The claim is based on Dale’s Cone of Experience. We usually encounter it in a form something like this:
Source: Wikipedia (Jeffrey Anderson)
As with many learning myths it sounds, well, plausible, almost intuitive.
In fact, this myth is so plausible sounding that it is routinely taught as true in many education classes. (When I googled the term the very first paper that came up was from an Assistant Dean for Education Innovation at a large state university.)
So, as is often the case in this series on learning myths, to figure out what is going on, we need to go back to the source of the “research.”
Edgar Dale was a professor at Ohio State University from 1929 to 1973. He published his original Cone of Experience in 1946 and it looked like this:
Dale’s original cone of experience
Note that there is absolutely no mention of learning retention!

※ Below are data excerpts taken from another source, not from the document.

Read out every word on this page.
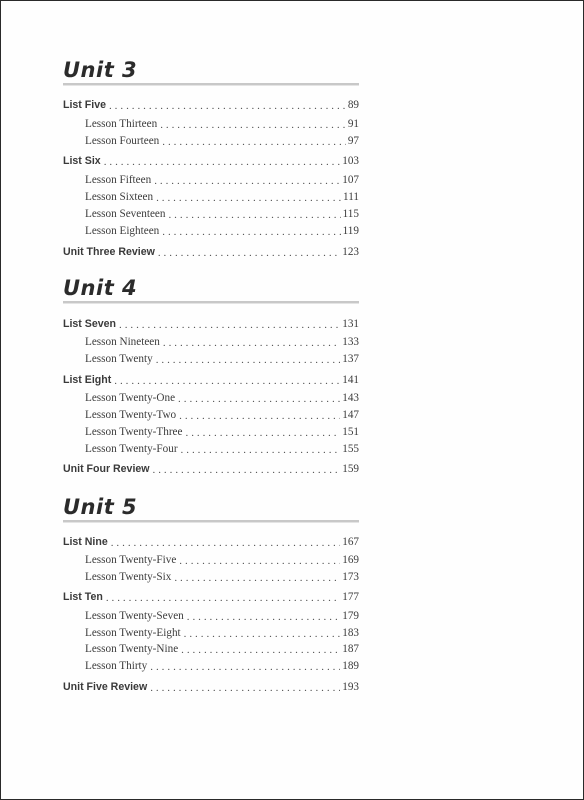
Unit 3
List Five . . .	89
Lesson Thirteen . . .	91
Lesson Fourteen . . .	97
List Six . . .	103
Lesson Fifteen . . .	107
Lesson Sixteen . . .	111
Lesson Seventeen . . .	115
Lesson Eighteen . . .	119
Unit Three Review . . .	123
Unit 4
List Seven . . .	131
Lesson Nineteen . . .	133
Lesson Twenty . . .	137
List Eight . . .	141
Lesson Twenty-One . . .	143
Lesson Twenty-Two . . .	147
Lesson Twenty-Three . . .	151
Lesson Twenty-Four . . .	155
Unit Four Review . . .	159
Unit 5
List Nine . . .	167
Lesson Twenty-Five . . .	169
Lesson Twenty-Six . . .	173
List Ten . . .	177
Lesson Twenty-Seven . . .	179
Lesson Twenty-Eight . . .	183
Lesson Twenty-Nine . . .	187
Lesson Thirty . . .	189
Unit Five Review . . .	193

His purpose in developing the “Cone” was to create a taxonomy of learning methods from the abstract to the concrete, not to comment on learning retention. Also, Dale did not claim that each level of the hierarchy was preferable to the previous level. In fact, he argued that good instruction combines both abstract and concrete methods.
So, where did the retention numbers come from? It’s not exactly clear, but others have spent a lot of time researching when and where they were introduced (most likely sometime around 1970). I’m not sure anyone has found the “smoking gun,” but if you care to, you can spend a lot of Internet time reading about the search for it (just google “Dale’s cone of experience”).
Suffice it to say the retention numbers are bogus, made up, without a shred of research evidence behind them.
One general rule that we will repeat elsewhere in this series: If you see reported “research” numbers that are perfectly round (e.g. exact factors of ten) chances are they are fabricated. Real research rarely delivers such perfect results.